En référence à la figure précitée, on considère une première unité de codage spatial et de codage à réduction de débit I, incluant un dispositif objet de l'invention tel que représenté en figure 3a, 3b, permettant d'opérer le codage spatial précité à partir d'une scène audio en mode 5.1 par exemple et la transmission audio codé, d'une part, et de paramètres spatiaux, d'autre part, vers une unité de décodage et de décodage spatial II.

Le calcul des filtres d'égalisation retard peut alors être effectué par une unité distincte III, laquelle à partir des filtres de modélisation, filtres HRTF, calcule les valeurs d'égalisation de gain et de retard et les transmet à l'unité I de codage spatial et à l'unité II de décodage spatial.

Le codage spatial peut ainsi prendre en compte les HRTF qui seront appliquées pour corriger ses paramètres spatiaux et améliorer le rendu 3D. De même le codeur à réduction de débit pourra se servir de ces HRTF pour mesurer les effets perceptifs d'une quantification en fréquence.
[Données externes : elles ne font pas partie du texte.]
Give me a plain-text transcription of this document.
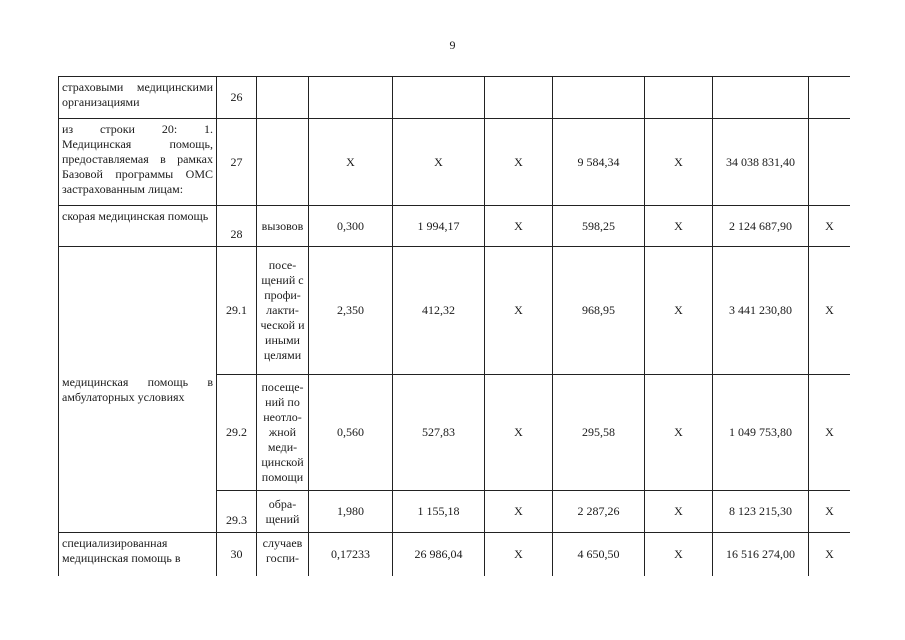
9
страховыми медицинскими организациями	26								
из строки 20: 1. Медицинская помощь, предоставляемая в рамках Базовой программы ОМС застрахованным лицам:	27		X	X	X	9 584,34	X	34 038 831,40	
скорая медицинская помощь	28	вызовов	0,300	1 994,17	X	598,25	X	2 124 687,90	X
медицинская помощь в амбулаторных условиях	29.1	посе- щений с профи- лакти- ческой и иными целями	2,350	412,32	X	968,95	X	3 441 230,80	X
	29.2	посеще- ний по неотло- жной меди- цинской помощи	0,560	527,83	X	295,58	X	1 049 753,80	X
	29.3	обра- щений	1,980	1 155,18	X	2 287,26	X	8 123 215,30	X
специализированная медицинская помощь в	30	случаев госпи-	0,17233	26 986,04	X	4 650,50	X	16 516 274,00	X
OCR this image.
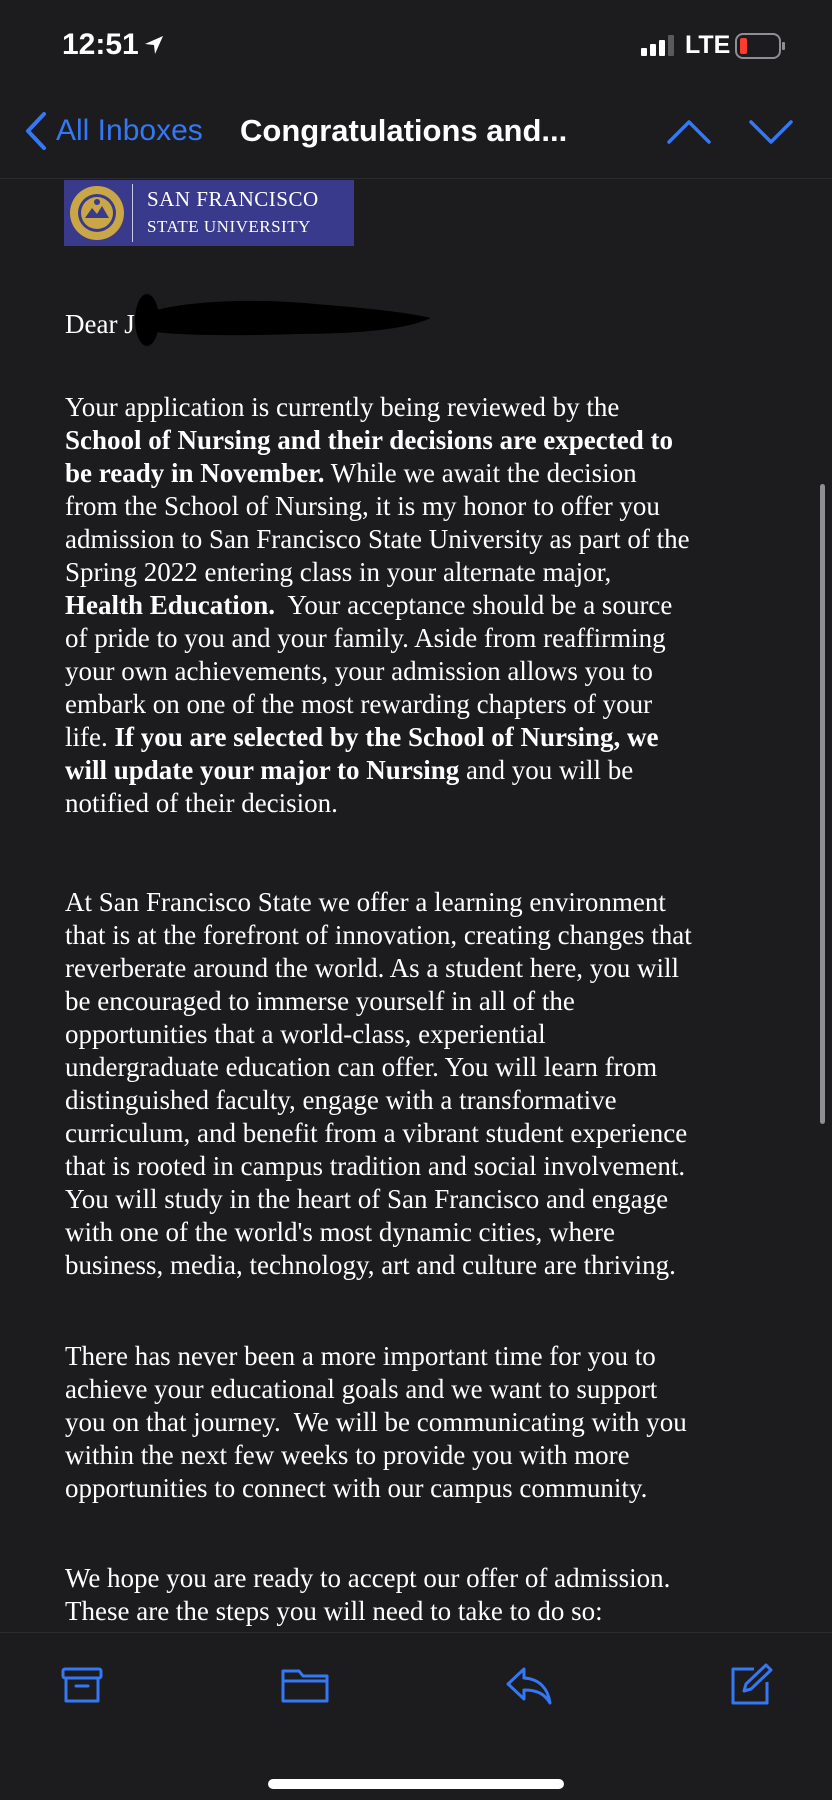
12:51	LTE
All Inboxes Congratulations and...
SAN FRANCISCO
STATE UNIVERSITY
Dear J
Your application is currently being reviewed by the
School of Nursing and their decisions are expected to
be ready in November. While we await the decision
from the School of Nursing, it is my honor to offer you
admission to San Francisco State University as part of the
Spring 2022 entering class in your alternate major,
Health Education.  Your acceptance should be a source
of pride to you and your family. Aside from reaffirming
your own achievements, your admission allows you to
embark on one of the most rewarding chapters of your
life. If you are selected by the School of Nursing, we
will update your major to Nursing and you will be
notified of their decision.
At San Francisco State we offer a learning environment
that is at the forefront of innovation, creating changes that
reverberate around the world. As a student here, you will
be encouraged to immerse yourself in all of the
opportunities that a world-class, experiential
undergraduate education can offer. You will learn from
distinguished faculty, engage with a transformative
curriculum, and benefit from a vibrant student experience
that is rooted in campus tradition and social involvement.
You will study in the heart of San Francisco and engage
with one of the world's most dynamic cities, where
business, media, technology, art and culture are thriving.
There has never been a more important time for you to
achieve your educational goals and we want to support
you on that journey.  We will be communicating with you
within the next few weeks to provide you with more
opportunities to connect with our campus community.
We hope you are ready to accept our offer of admission.
These are the steps you will need to take to do so:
Côté décodage ce sont les HRTF transmises qui seront appliquées dans le décodeur spatial, et permettront le cas échéant de reconstruire les voies restituées.

Comme dans les exemples précédents, ce sont 2 voies à partir de 5 qui seront restituées, mais d'autres cas peuvent inclure la construction de 5 voies à partir de 3 comme illustré ci-dessus. Le procédé de décodage spatial procédera alors comme suit :

- projection des 3 canaux reçus sur un ensemble de canaux virtuels (supérieur aux 5 de sortie) en utilisant les informations spatiales (upmix) ; - réduction des canaux virtuels aux 5 canaux de sortie en utilisant les HRTF.
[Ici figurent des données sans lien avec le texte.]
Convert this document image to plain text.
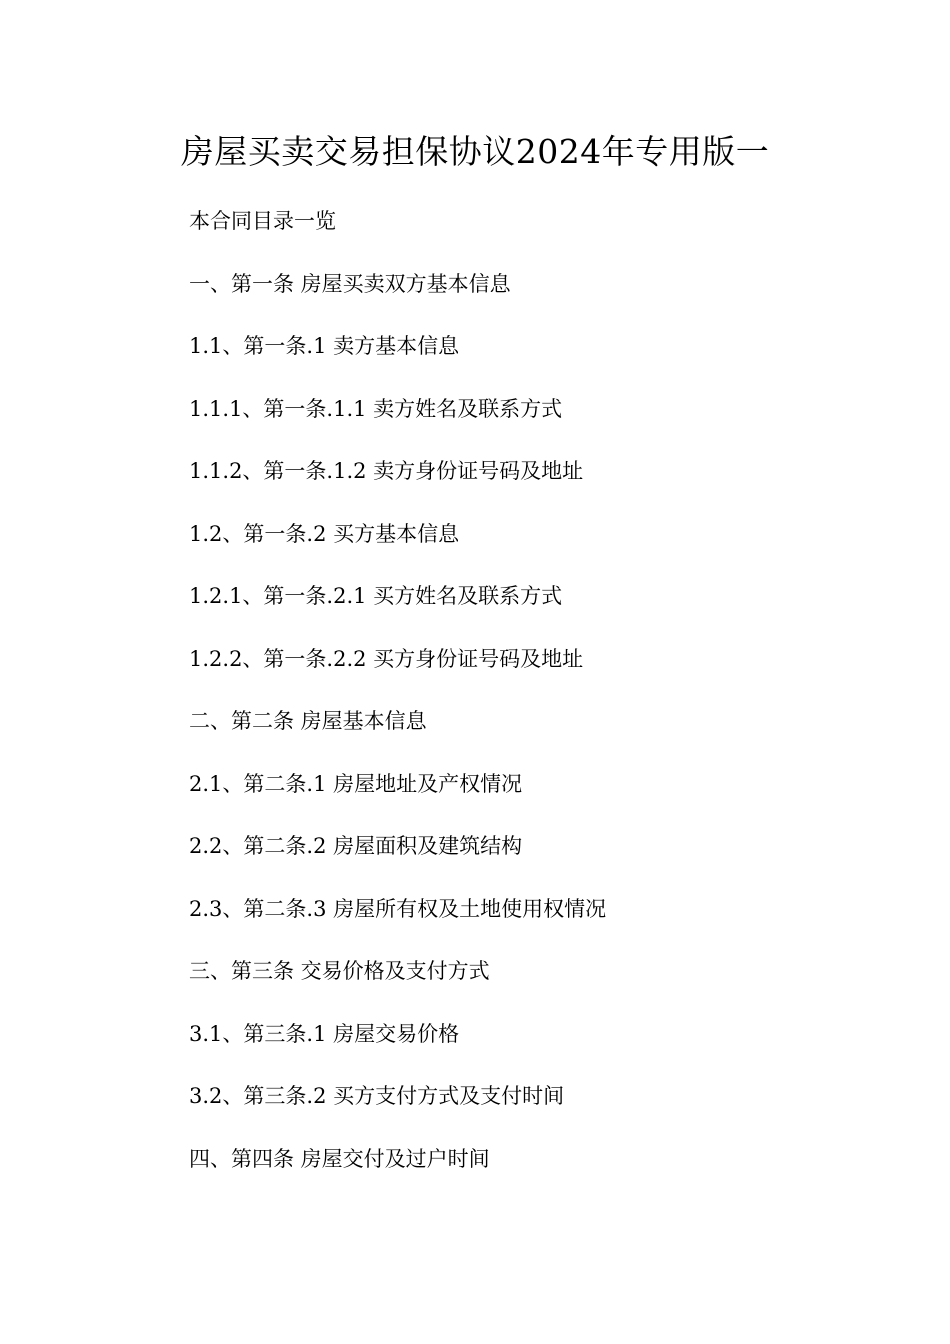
房屋买卖交易担保协议2024年专用版一
本合同目录一览
一、第一条 房屋买卖双方基本信息
1.1、第一条.1 卖方基本信息
1.1.1、第一条.1.1 卖方姓名及联系方式
1.1.2、第一条.1.2 卖方身份证号码及地址
1.2、第一条.2 买方基本信息
1.2.1、第一条.2.1 买方姓名及联系方式
1.2.2、第一条.2.2 买方身份证号码及地址
二、第二条 房屋基本信息
2.1、第二条.1 房屋地址及产权情况
2.2、第二条.2 房屋面积及建筑结构
2.3、第二条.3 房屋所有权及土地使用权情况
三、第三条 交易价格及支付方式
3.1、第三条.1 房屋交易价格
3.2、第三条.2 买方支付方式及支付时间
四、第四条 房屋交付及过户时间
Si les HRTF ont été appliquées au codeur, alors on pourra éventuellement supprimer leur contribution avant upmix pour réaliser le schéma ci-dessus. Les HRTF après conversion sous leur forme gain / retard, peuvent être quantifiées de façon privilégiées sous la forme suivante : codage en différentiel de leurs valeurs puis quantification de leurs

différences : si on appel G[k] les valeurs des gains de l'égaliseur, alors on transmettra les valeurs quantifiées : e[k]=G[k+1]-G[k], linéairement ou logarithmiquement. De manière plus spécifique en référence à la figure 4 précitée le processus mis en œuvre par le dispositif et le procédé objets de l'invention permet ainsi d'exécuter une spatialisation sonore d'une scène audio dans laquelle le premier ensemble comporte un nombre déterminé de canaux audio codés spatialement et, le deuxième ensemble comporte un nombre inférieur de canaux sonores de restitution dans le domaine temporel. Il permet en outre au décodage d'effectuer une transformation inverse d'un nombre de canaux audio codés spatialement vers un ensemble comportant un nombre supérieur ou égal de canaux sonores de restitution dans le domaine temporel.